ABSTRACT

Understanding how people make choices is of crucial interest to researchers across many academic disciplines, including economics, psychology, and neuroscience (Camerer et al., 2011; Glimcher and Fehr, 2013; Oppenheimer and Kelso, 2015; Weber and Johnson, 2009). Choice behavior is also central to the formulation and implementation of government policy (Halpern, 2016; Thaler and Sunstein, 2009). Thus, unsurprisingly, scientists have developed numerous mathematical and computational theories that can be used to describe and predict choice behavior. These theories take as inputs the set of choice options available to the decision maker and produce as outputs deterministic or probabilistic predictions of choice. Different theories make different assumptions about how the outcomes offered by choice options are evaluated, transformed, and aggregated to determine choice.
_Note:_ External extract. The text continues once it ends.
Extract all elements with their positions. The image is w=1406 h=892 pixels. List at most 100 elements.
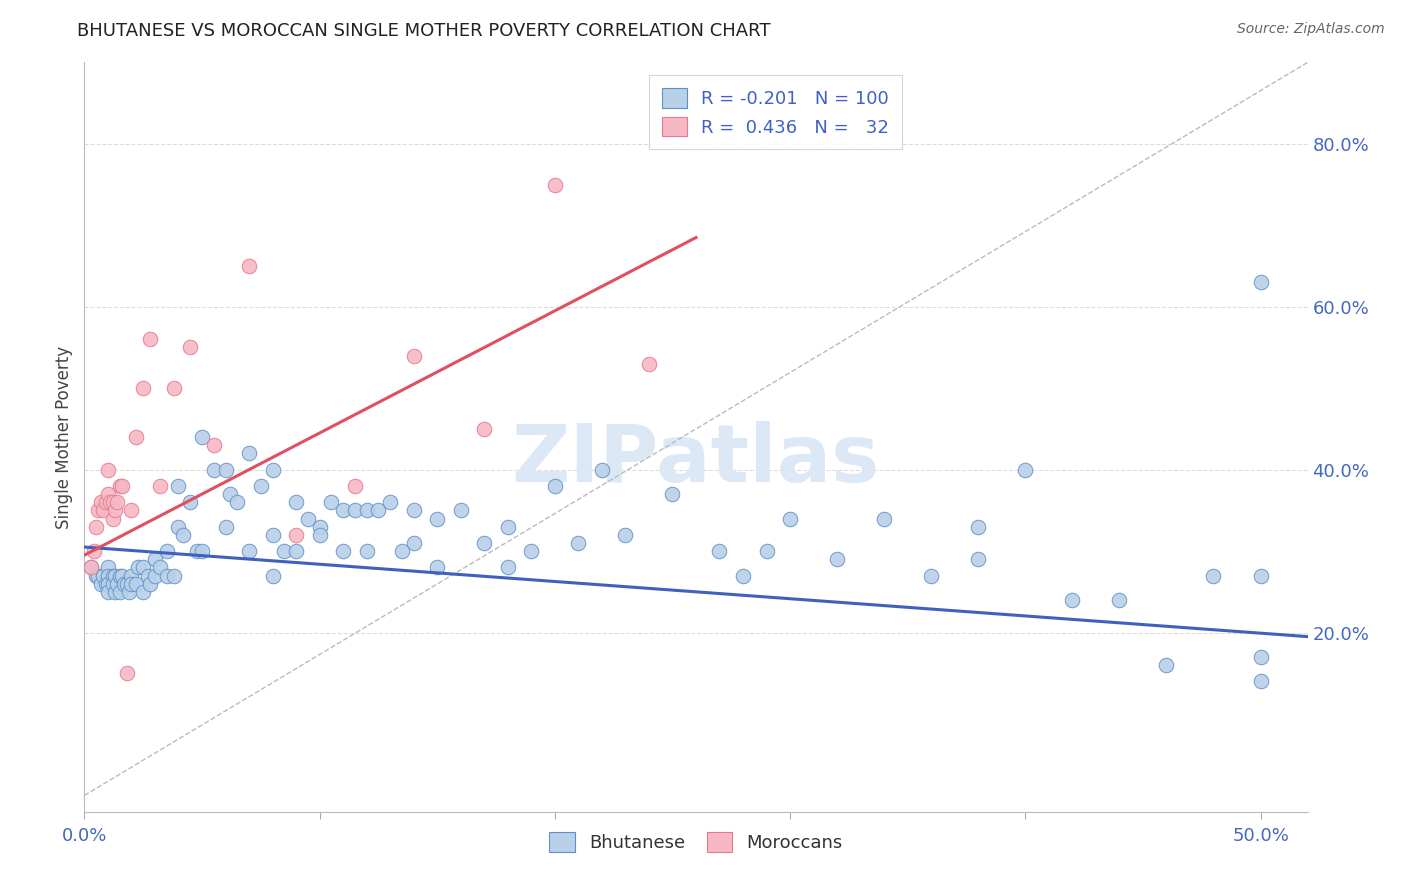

This chapter will summarize these assumptions and review prominent theories in three key domains of decision-making: multiattribute choice (e.g., Keeney and Raiffa, 1993; Russo and Dosher, 1983), intertemporal choice (e.g., Loewenstein and Prelec, 1992; Mazur, 1987; Samuelson, 1937), and risky choice (e.g., Kahneman and Tversky, 1979; Von Neumann and Morgenstern, 1944). Researchers have also developed theories for other domains, such as social and strategic choice (e.g., Camerer et al., 2011; Fehr and Schmidt, 1999); however, the three domains considered in this chapter have received by far the most attention and are the focus of the best known and most influential theoretical work on choice behavior.